Chicago and Kansas City wheat futures are posting losses of mostly 8 to 14 cents, with much lighter losses being posted in most Minneapolis contracts.
- Much of the pressure is coming on spillover from sharp losses in neighboring pits.
- But a higher-than-expected spring wheat acreage peg of 12.295 million acres is weighing on the market. However, the projection represents a drop from the March intentions peg of 12.701 million acres.
- Meanwhile, USDA's Grain Stocks Report sets 2012-13 wheat carryover at 718 million bu., which is well below expectations of 750 million bushels and 743 million bu. last season.
- Ongoing harvest-related hedge activity continues to weigh on the Chicago and Kansas City wheat markets. July Chicago wheat hit its lowest level since July 2010 today.
- Also, Japan is looking to replace U.S. western white wheat for the first time in over 50 years due to the limited discovery of GMO material in one field in Oregon. But trade sources say Japanese mills are used to handling U.S. wheat and don't want to switch.
- A forecast by a Ukrainian ag forecaster that the country's exports will hit 9.2 MMT in 2013-14, a 37% increase from the previous marketing year, is adding pressure.
Live cattle futures remain under pressure, with weakness in the corn market helping to lift feeder cattle futures.
- Live cattle futures remain under pressure as traders wait on cash cattle trade to begin.
- Negative outside markets are contributing to weakness. Strength in the dollar and weakness in the U.S. stock market are hampering buyers.
- Meanwhile, traders continue to wait on the cash cattle market for direction. Nearby contracts are at a $1-plus premium to last week's cash action, signaling a friendly bias toward this week's cash trade.
- June live cattle expire at noon CT today.
- Choice beef values firmed 14 cents this morning and Select softened by 36 cents, with just 78 loads of cuts and trim changing hands.
- Sharp weakness in the corn market is encouraging buying if feeder cattle futures. Live cattle futures have also improved technically this week.
Lean hog futures have extended losses, with most contracts posting sharp losses.
- Negative outside markets triggered early profit-taking pressure, with traders focused on evening positions ahead of this afternoon's Hogs & Pigs Report.
- The report is expected to reflect mild expansion, which is causing traders to lighten their long exposure to the market following recent gains. Traders look for All Hogs & Pigs to come in at 100.6%, Kept for Breeding at 99.9% and Kept for Marketing at 100.7% of year-ago.

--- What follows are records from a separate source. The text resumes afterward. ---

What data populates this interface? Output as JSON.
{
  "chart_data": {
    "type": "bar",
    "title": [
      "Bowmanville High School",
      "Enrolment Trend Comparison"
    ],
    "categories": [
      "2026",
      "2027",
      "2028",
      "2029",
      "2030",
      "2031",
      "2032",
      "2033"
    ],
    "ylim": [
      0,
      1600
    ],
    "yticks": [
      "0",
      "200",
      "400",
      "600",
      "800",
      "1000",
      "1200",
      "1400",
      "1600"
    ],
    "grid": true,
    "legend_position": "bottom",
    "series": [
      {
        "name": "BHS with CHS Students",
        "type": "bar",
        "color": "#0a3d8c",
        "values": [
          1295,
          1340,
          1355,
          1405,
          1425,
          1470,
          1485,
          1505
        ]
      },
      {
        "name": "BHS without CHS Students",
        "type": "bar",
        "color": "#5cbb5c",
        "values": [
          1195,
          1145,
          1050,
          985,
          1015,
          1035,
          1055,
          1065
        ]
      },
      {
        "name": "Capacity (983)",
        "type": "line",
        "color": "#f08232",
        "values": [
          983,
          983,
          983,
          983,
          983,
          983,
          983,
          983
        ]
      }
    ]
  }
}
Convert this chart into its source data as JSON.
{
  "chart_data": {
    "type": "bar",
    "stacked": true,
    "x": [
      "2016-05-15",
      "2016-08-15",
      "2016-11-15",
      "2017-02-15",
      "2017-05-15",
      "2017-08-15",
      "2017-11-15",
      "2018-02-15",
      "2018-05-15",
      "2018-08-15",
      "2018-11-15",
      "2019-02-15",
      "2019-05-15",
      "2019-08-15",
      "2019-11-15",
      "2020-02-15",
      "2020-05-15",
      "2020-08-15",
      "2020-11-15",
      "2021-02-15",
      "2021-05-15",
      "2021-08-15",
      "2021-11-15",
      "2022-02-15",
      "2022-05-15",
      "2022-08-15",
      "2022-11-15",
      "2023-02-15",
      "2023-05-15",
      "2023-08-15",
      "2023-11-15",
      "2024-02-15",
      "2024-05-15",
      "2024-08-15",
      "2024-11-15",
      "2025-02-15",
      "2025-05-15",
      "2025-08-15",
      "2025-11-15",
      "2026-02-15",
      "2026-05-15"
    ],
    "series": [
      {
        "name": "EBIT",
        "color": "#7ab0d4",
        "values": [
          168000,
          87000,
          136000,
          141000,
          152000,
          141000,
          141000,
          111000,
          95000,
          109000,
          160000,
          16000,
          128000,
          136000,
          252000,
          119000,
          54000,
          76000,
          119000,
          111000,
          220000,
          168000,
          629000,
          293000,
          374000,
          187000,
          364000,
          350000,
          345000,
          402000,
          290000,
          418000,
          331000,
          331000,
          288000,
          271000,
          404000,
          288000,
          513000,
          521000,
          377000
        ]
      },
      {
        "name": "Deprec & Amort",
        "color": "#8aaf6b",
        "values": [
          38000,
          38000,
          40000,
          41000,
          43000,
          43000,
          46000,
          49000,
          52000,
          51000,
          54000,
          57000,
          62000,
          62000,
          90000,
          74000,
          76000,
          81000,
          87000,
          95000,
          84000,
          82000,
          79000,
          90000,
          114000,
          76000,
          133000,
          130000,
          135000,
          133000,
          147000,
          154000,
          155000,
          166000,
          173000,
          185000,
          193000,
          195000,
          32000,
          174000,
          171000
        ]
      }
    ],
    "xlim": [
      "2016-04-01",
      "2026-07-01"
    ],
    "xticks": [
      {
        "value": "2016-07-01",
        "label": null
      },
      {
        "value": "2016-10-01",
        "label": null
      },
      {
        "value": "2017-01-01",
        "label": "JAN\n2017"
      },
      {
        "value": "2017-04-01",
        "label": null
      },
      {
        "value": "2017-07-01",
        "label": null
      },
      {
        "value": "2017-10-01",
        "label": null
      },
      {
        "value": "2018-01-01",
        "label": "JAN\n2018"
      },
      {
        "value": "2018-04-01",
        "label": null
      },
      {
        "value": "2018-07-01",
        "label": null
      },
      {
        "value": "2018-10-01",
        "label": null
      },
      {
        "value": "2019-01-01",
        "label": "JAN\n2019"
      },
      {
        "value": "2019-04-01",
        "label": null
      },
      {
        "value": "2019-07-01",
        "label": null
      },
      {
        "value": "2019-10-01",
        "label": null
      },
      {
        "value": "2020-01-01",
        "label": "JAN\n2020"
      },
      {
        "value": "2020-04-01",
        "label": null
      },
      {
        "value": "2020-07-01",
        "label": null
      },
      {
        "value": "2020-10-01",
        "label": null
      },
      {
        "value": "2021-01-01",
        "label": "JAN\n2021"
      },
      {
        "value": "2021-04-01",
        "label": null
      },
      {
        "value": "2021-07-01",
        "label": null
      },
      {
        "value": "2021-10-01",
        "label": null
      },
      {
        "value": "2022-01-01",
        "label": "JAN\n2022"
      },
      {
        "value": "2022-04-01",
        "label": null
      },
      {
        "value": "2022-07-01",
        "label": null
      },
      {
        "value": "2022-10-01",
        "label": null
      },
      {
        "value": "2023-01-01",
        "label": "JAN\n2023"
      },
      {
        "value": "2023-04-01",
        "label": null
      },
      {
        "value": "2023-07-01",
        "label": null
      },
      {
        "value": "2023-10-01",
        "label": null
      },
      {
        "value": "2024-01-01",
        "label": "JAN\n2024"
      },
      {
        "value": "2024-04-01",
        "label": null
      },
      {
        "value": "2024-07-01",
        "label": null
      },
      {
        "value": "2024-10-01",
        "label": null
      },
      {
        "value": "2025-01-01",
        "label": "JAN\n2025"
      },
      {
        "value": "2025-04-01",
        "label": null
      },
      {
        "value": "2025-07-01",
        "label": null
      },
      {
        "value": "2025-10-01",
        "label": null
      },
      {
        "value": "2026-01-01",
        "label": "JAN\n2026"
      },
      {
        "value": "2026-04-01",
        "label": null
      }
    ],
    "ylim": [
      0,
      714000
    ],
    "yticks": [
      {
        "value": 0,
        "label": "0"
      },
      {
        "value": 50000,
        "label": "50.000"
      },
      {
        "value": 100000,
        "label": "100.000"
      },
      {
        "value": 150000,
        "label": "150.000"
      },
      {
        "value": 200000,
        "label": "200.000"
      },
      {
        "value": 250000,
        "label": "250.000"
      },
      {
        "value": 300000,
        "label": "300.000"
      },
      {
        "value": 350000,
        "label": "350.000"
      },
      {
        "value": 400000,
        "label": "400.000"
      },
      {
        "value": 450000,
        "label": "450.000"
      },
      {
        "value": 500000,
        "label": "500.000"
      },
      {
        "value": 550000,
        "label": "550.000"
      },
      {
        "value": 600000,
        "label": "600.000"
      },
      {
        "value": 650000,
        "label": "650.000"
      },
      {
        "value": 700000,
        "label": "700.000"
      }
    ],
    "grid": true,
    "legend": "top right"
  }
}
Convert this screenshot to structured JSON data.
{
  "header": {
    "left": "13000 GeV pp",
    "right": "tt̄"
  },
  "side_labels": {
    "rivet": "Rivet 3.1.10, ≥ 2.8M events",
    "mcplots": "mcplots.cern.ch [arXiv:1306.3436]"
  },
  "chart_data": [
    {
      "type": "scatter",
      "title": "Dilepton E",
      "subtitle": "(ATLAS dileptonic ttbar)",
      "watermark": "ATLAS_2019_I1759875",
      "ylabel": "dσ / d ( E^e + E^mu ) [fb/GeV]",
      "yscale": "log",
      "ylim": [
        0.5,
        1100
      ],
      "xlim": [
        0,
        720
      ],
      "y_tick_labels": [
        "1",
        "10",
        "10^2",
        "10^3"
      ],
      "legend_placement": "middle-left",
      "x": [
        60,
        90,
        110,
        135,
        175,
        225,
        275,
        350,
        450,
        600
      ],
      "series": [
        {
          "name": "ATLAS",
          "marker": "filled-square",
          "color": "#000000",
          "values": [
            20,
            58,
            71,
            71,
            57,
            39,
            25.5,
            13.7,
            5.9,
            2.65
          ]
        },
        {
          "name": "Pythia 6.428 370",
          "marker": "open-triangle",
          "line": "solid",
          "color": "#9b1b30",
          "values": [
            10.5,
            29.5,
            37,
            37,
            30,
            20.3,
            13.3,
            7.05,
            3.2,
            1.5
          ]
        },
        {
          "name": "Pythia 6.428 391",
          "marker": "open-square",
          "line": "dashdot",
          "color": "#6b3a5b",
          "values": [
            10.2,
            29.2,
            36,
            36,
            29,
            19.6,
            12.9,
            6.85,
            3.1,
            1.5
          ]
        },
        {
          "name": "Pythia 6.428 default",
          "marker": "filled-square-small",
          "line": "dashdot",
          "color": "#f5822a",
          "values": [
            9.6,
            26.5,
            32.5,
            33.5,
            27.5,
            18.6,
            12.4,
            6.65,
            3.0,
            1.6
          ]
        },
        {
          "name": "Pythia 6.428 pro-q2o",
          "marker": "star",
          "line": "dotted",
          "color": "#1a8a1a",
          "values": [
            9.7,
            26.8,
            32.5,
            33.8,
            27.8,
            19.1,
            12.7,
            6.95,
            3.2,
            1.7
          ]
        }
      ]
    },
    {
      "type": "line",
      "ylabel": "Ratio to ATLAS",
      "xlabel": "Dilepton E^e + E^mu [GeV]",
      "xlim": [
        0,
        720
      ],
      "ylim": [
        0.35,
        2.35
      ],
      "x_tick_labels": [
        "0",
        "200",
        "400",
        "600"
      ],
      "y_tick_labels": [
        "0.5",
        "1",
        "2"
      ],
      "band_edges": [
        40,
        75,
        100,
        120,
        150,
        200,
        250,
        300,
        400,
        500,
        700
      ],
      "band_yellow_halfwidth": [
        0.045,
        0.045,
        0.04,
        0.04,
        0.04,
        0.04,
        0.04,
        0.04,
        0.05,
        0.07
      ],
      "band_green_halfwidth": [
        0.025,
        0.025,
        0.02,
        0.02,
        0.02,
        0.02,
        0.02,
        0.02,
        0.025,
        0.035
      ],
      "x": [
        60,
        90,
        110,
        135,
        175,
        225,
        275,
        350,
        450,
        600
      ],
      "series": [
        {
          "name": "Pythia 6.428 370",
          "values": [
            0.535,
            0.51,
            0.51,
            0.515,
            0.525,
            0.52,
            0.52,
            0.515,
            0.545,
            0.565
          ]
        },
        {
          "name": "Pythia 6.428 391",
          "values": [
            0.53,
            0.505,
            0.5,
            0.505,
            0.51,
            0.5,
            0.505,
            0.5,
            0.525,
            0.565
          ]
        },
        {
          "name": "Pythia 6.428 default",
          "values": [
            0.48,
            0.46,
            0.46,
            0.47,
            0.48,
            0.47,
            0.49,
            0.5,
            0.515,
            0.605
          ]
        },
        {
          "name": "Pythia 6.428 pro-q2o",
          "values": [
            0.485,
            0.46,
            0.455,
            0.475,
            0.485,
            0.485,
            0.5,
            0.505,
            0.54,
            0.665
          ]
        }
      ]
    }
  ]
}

- Also, there is concern about pork demand as we enter what is typically the hottest weeks of the summer. A $2.05 plunge in the pork cutout value yesterday (largely thanks to $15.11 drop in bellies) and light movement of 271.6 loads adds to such concerns.
- This morning, the pork cutout value slid another 67 cents on light movement of 129.1 loads.
- Cash hog bids are steady to lower as packers are buying for a holiday shortened week. Packers are still enjoying double-digit profit margins.
- July lean hog futures so far have remained within the boundaries of yesterday's wide trading range. Increased price volatility at high prices is often a clue that a market is working on a major top.